China's system leads to social unity, not the divisions which are an unavoidable consequence of the adversarial nature of today's Western democracy, Xinhua said.
China's system leads to social unity, not the divisions which are an unavoidable consequence of the adversarial nature of today's Western democracy, Xinhua said.PHOTO: AFP

BEIJING (REUTERS) - China's official Xinhua news agency criticised Western democracy as divisive and confrontational on Tuesday (Oct 17), praising the harmony and cooperative nature of the Chinese system on the eve of a key Communist Party Congress.

In a lengthy English-language commentary, Xinhua took aim at the "crises and chaos swamp(ing) Western liberal democracy".

"Unlike competitive, confrontational Western politics, the CPC and non-Communist parties cooperate with each other, working together for the advancement of socialism and striving to improve the people's standard of living," Xinhua said.

"The relationship maintains political stability and social harmony and ensures efficient policy making and implementation."

China's system leads to social unity, not the divisions which are an unavoidable consequence of the adversarial nature of today's Western democracy, Xinhua said.

"Endless political backbiting, bickering and policy reversals, which make the hallmarks of liberal democracy, have retarded economic and social progress and ignored the interests of most citizens."

 
 

Xinhua did not name any countries, but state media has previously cited the examples of Britain's vote to leave the European Union and the election of Donald Trump as US president as examples of why Western democracy is flawed.

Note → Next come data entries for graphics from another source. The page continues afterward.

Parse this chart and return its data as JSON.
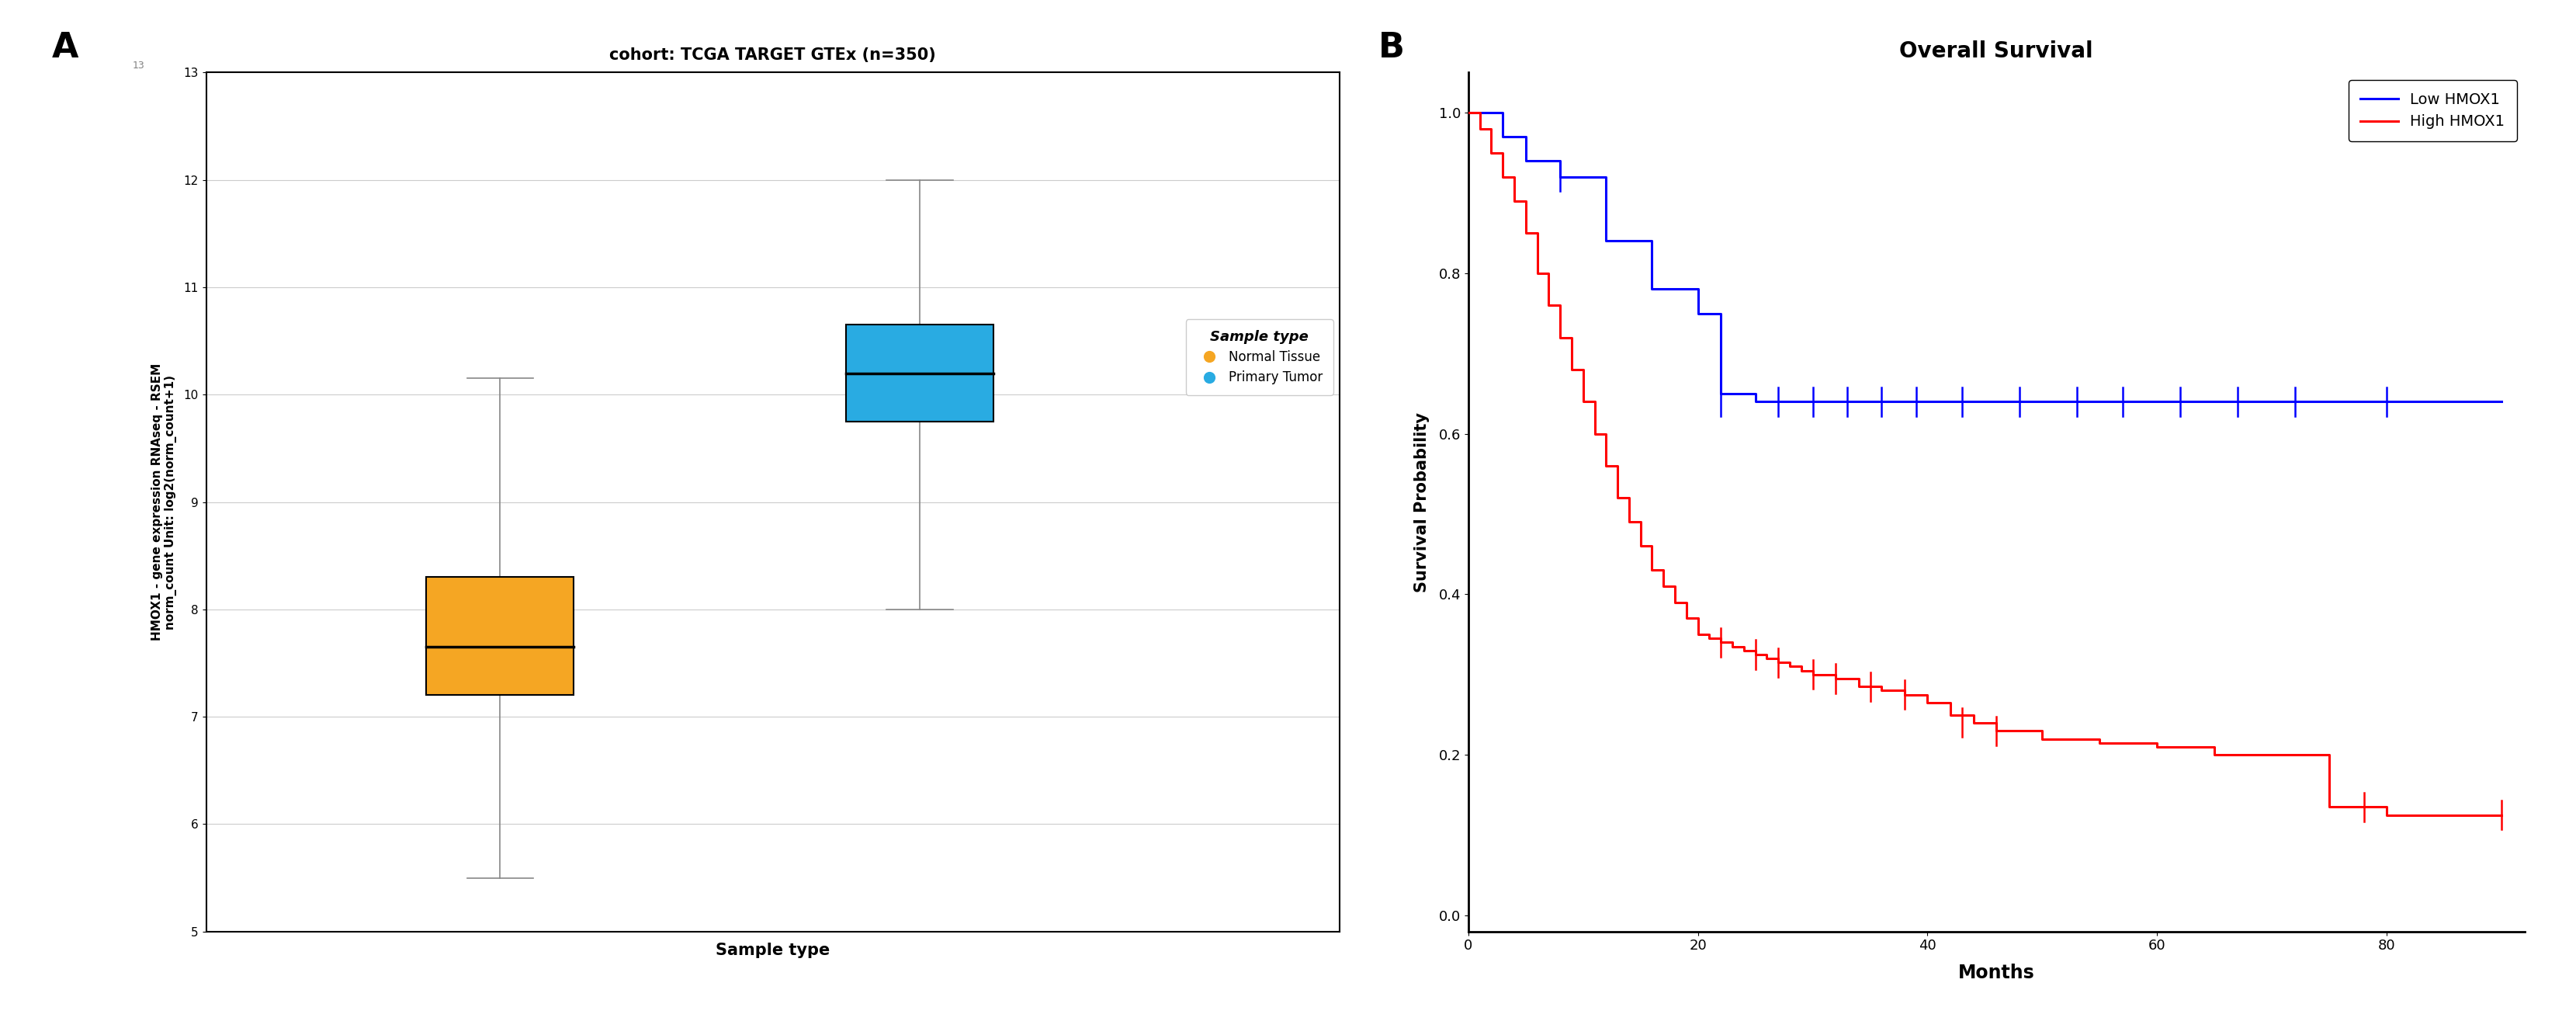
{
  "panel_a": {
    "title": "cohort: TCGA TARGET GTEx (n=350)",
    "xlabel": "Sample type",
    "ylabel": "HMOX1 - gene expression RNAseq - RSEM\nnorm_count Unit: log2(norm_count+1)",
    "panel_label": "A",
    "ylim": [
      5,
      13
    ],
    "yticks": [
      5,
      6,
      7,
      8,
      9,
      10,
      11,
      12,
      13
    ],
    "boxes": [
      {
        "label": "Normal Tissue",
        "color": "#F5A623",
        "x": 1,
        "whisker_low": 5.5,
        "q1": 7.2,
        "median": 7.65,
        "q3": 8.3,
        "whisker_high": 10.15
      },
      {
        "label": "Primary Tumor",
        "color": "#29ABE2",
        "x": 2,
        "whisker_low": 8.0,
        "q1": 9.75,
        "median": 10.2,
        "q3": 10.65,
        "whisker_high": 12.0
      }
    ],
    "legend_title": "Sample type",
    "legend_items": [
      {
        "label": "Normal Tissue",
        "color": "#F5A623"
      },
      {
        "label": "Primary Tumor",
        "color": "#29ABE2"
      }
    ],
    "grid_color": "#CCCCCC",
    "background_color": "#FFFFFF"
  },
  "panel_b": {
    "title": "Overall Survival",
    "panel_label": "B",
    "xlabel": "Months",
    "ylabel": "Survival Probability",
    "xlim": [
      0,
      92
    ],
    "ylim": [
      -0.02,
      1.05
    ],
    "xticks": [
      0,
      20,
      40,
      60,
      80
    ],
    "yticks": [
      0.0,
      0.2,
      0.4,
      0.6,
      0.8,
      1.0
    ],
    "low_hmox1": {
      "times": [
        0,
        3,
        5,
        8,
        12,
        16,
        20,
        22,
        25,
        30,
        35,
        90
      ],
      "probs": [
        1.0,
        0.97,
        0.94,
        0.92,
        0.84,
        0.78,
        0.75,
        0.65,
        0.64,
        0.64,
        0.64,
        0.64
      ],
      "censors_x": [
        8,
        22,
        27,
        30,
        33,
        36,
        39,
        43,
        48,
        53,
        57,
        62,
        67,
        72,
        80
      ],
      "censors_y": [
        0.92,
        0.64,
        0.64,
        0.64,
        0.64,
        0.64,
        0.64,
        0.64,
        0.64,
        0.64,
        0.64,
        0.64,
        0.64,
        0.64,
        0.64
      ],
      "color": "blue",
      "label": "Low HMOX1"
    },
    "high_hmox1": {
      "times": [
        0,
        1,
        2,
        3,
        4,
        5,
        6,
        7,
        8,
        9,
        10,
        11,
        12,
        13,
        14,
        15,
        16,
        17,
        18,
        19,
        20,
        21,
        22,
        23,
        24,
        25,
        26,
        27,
        28,
        29,
        30,
        32,
        34,
        36,
        38,
        40,
        42,
        44,
        46,
        50,
        55,
        60,
        65,
        70,
        75,
        80,
        85,
        90
      ],
      "probs": [
        1.0,
        0.98,
        0.95,
        0.92,
        0.89,
        0.85,
        0.8,
        0.76,
        0.72,
        0.68,
        0.64,
        0.6,
        0.56,
        0.52,
        0.49,
        0.46,
        0.43,
        0.41,
        0.39,
        0.37,
        0.35,
        0.345,
        0.34,
        0.335,
        0.33,
        0.325,
        0.32,
        0.315,
        0.31,
        0.305,
        0.3,
        0.295,
        0.285,
        0.28,
        0.275,
        0.265,
        0.25,
        0.24,
        0.23,
        0.22,
        0.215,
        0.21,
        0.2,
        0.2,
        0.135,
        0.125,
        0.125,
        0.125
      ],
      "censors_x": [
        22,
        25,
        27,
        30,
        32,
        35,
        38,
        43,
        46,
        78,
        90
      ],
      "censors_y": [
        0.34,
        0.325,
        0.315,
        0.3,
        0.295,
        0.285,
        0.275,
        0.24,
        0.23,
        0.135,
        0.125
      ],
      "color": "red",
      "label": "High HMOX1"
    },
    "background_color": "#FFFFFF"
  }
}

China's constitution enshrines the Communist Party's long-term "leading" role in government, though it allows the existence of various other political parties under what is called a "multi-party cooperation system". But all are subservient to the Communist Party.

Activists who call for pluralism are regularly jailed and criticism of China's authoritarian system silenced.

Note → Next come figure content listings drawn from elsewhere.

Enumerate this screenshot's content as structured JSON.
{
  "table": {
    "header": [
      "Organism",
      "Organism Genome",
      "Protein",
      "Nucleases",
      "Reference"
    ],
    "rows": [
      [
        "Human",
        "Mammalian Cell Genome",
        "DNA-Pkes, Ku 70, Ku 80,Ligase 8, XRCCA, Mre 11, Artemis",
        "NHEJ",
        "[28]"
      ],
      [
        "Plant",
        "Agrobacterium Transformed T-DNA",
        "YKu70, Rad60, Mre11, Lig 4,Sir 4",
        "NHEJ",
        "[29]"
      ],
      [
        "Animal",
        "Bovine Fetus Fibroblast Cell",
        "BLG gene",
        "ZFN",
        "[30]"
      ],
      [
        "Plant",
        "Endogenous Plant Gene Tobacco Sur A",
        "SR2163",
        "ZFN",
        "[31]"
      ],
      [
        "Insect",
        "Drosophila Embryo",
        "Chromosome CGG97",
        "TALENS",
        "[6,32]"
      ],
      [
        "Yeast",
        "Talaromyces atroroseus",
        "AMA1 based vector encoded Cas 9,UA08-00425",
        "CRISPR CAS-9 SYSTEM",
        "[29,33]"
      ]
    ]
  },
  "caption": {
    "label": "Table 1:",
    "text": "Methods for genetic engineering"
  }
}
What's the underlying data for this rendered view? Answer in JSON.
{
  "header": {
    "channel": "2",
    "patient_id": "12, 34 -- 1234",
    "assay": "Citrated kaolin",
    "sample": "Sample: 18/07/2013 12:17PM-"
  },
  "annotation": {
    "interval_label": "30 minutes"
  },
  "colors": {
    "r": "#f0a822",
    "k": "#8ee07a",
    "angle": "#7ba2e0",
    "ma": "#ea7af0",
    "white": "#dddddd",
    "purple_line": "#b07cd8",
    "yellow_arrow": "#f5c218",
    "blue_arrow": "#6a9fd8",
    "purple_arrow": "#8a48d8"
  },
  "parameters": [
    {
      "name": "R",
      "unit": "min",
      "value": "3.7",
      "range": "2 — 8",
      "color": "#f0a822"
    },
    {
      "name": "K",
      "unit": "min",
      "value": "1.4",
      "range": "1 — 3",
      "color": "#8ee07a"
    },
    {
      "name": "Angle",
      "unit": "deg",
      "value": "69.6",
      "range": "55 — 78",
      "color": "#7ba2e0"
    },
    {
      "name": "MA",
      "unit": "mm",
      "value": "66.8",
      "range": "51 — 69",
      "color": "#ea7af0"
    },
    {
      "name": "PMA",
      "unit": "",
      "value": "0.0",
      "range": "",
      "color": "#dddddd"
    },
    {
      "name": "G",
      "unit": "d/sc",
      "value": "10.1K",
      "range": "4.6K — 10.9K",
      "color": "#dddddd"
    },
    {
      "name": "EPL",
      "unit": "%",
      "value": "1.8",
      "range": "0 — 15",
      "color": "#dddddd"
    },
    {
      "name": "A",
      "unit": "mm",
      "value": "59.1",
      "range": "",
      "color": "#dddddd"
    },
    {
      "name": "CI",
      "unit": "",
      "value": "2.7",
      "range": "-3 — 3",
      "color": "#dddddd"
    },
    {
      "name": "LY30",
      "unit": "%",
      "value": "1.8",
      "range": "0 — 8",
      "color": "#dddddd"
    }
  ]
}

When President Xi Jinping assumed office five years ago, his ascendancy gave many Chinese hope for political reform, mainly due to his folksy style and the legacy of his father Xi Zhongxun, a former reformist vice-premier.

But Xi has overseen a sweeping crackdown on civil society, charging or detaining dozens of rights lawyers and activists whom authorities say are a threat to national security and social stability. Internet controls have also been tightened.

Xi looks set to further cement his grip on power at the once-in-five-years Congress that opens on Wednesday, promoting key allies and laying out a policy framework for the years ahead.

Xinhua said that under the leadership of the party, Chinese-style democracy has never been in better shape.

"China has absolutely no need to import the failing party political systems of other countries."

"After several hundred years, the Western model is showing its age. It is high time for profound reflection on the ills of a doddering democracy which has precipitated so many of the world's ills and solved so few."